That guy over there looks like a cartoon/action figure.
omg, i know.
we're too high.
I'm just sayin. Is it sad that I spent my last dollar on a hamburger just to get a paper bag to huff out of?
my life trainwreck boards at 9:30
alright so where did all these fingerpaintings on my bedroom wall come from?
dude. you drew those with your dick
U just looked at me and said "wake me up when I'm done eating"
and thats when we got a drunken mammogram in the middle of cvs pharmacy
Woke up with my face in a bowl of cereal. This is tequila's way of saying fuck you.
Im so excited to get permanently banned for life from all the old bars again, it is gonna be christmas after all
I just hate that one day I'll have to tell our children how we met, makes me look like a gold digging whore
Pretty sure the guy at the Halloween party dressed as an ice cream man is working his way through the building without a care for gender or age. He high-fives me on his way out each morning.
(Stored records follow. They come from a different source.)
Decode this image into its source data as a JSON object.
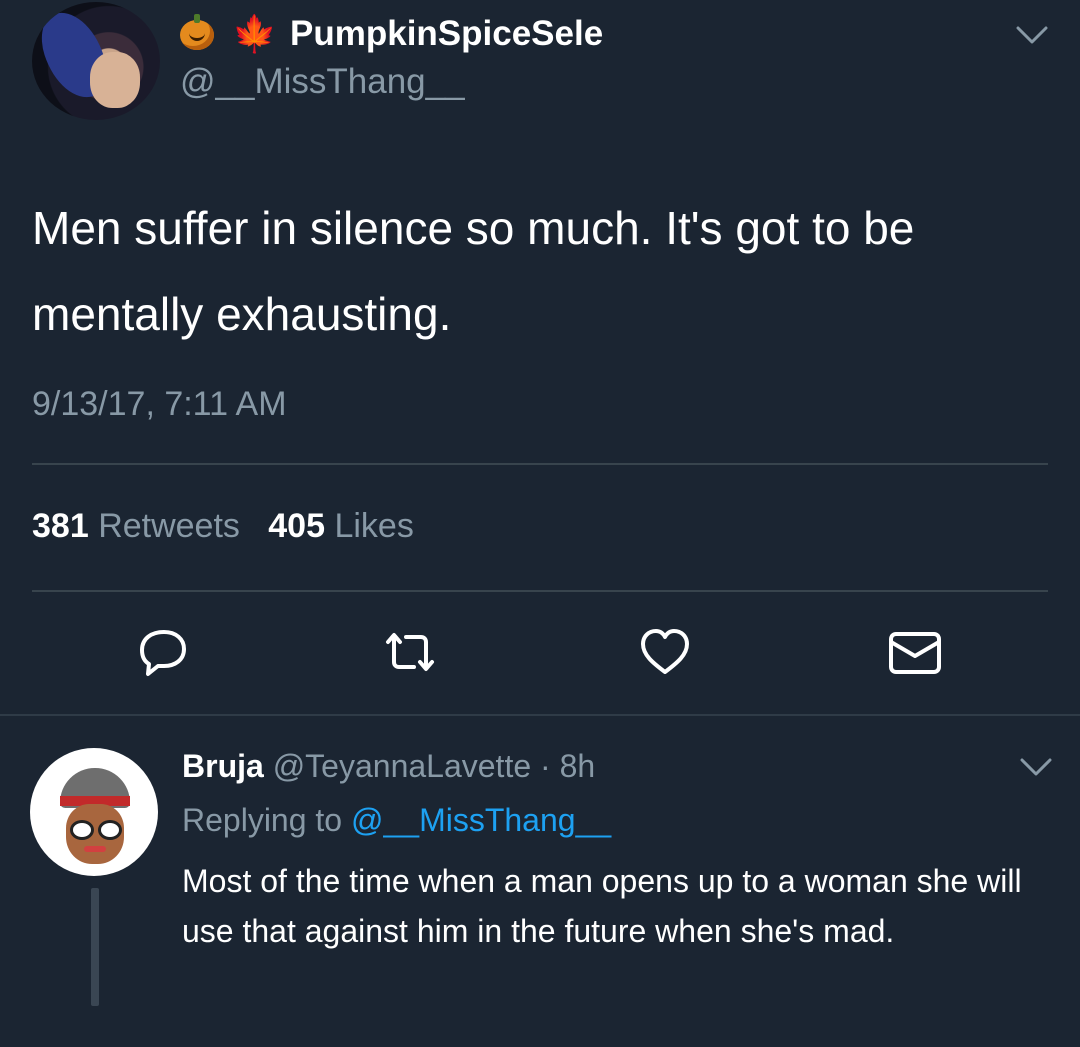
{
  "tweet": {
    "display_name": "PumpkinSpiceSele",
    "handle": "@__MissThang__",
    "text": "Men suffer in silence so much. It's got to be mentally exhausting.",
    "timestamp": "9/13/17, 7:11 AM",
    "retweets_count": "381",
    "retweets_label": "Retweets",
    "likes_count": "405",
    "likes_label": "Likes",
    "name_emojis": [
      "jack-o-lantern",
      "maple-leaf"
    ]
  },
  "reply": {
    "display_name": "Bruja",
    "meta": "@TeyannaLavette · 8h",
    "replying_prefix": "Replying to",
    "replying_mention": "@__MissThang__",
    "text": "Most of the time when a man opens up to a woman she will use that against him in the future when she's mad."
  },
  "colors": {
    "background": "#1b2532",
    "secondary_text": "#8899a6",
    "link": "#1da1f2"
  }
}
I woke up to his balls in my face, so naturally I limboed under him and headed to the bathroom. When I came out he was asleep on the floor.
he keeps various drugs in his kitchen cupboard like groceries. that is my new life goal as an adult.
We are literally scheduling phone sex... if that's not long distance af then i don't know what is
Just let me put on a bra and brush the alcohol out of my hair.
His sex game is strong it’s like a warlord’s dick! you know what I mean?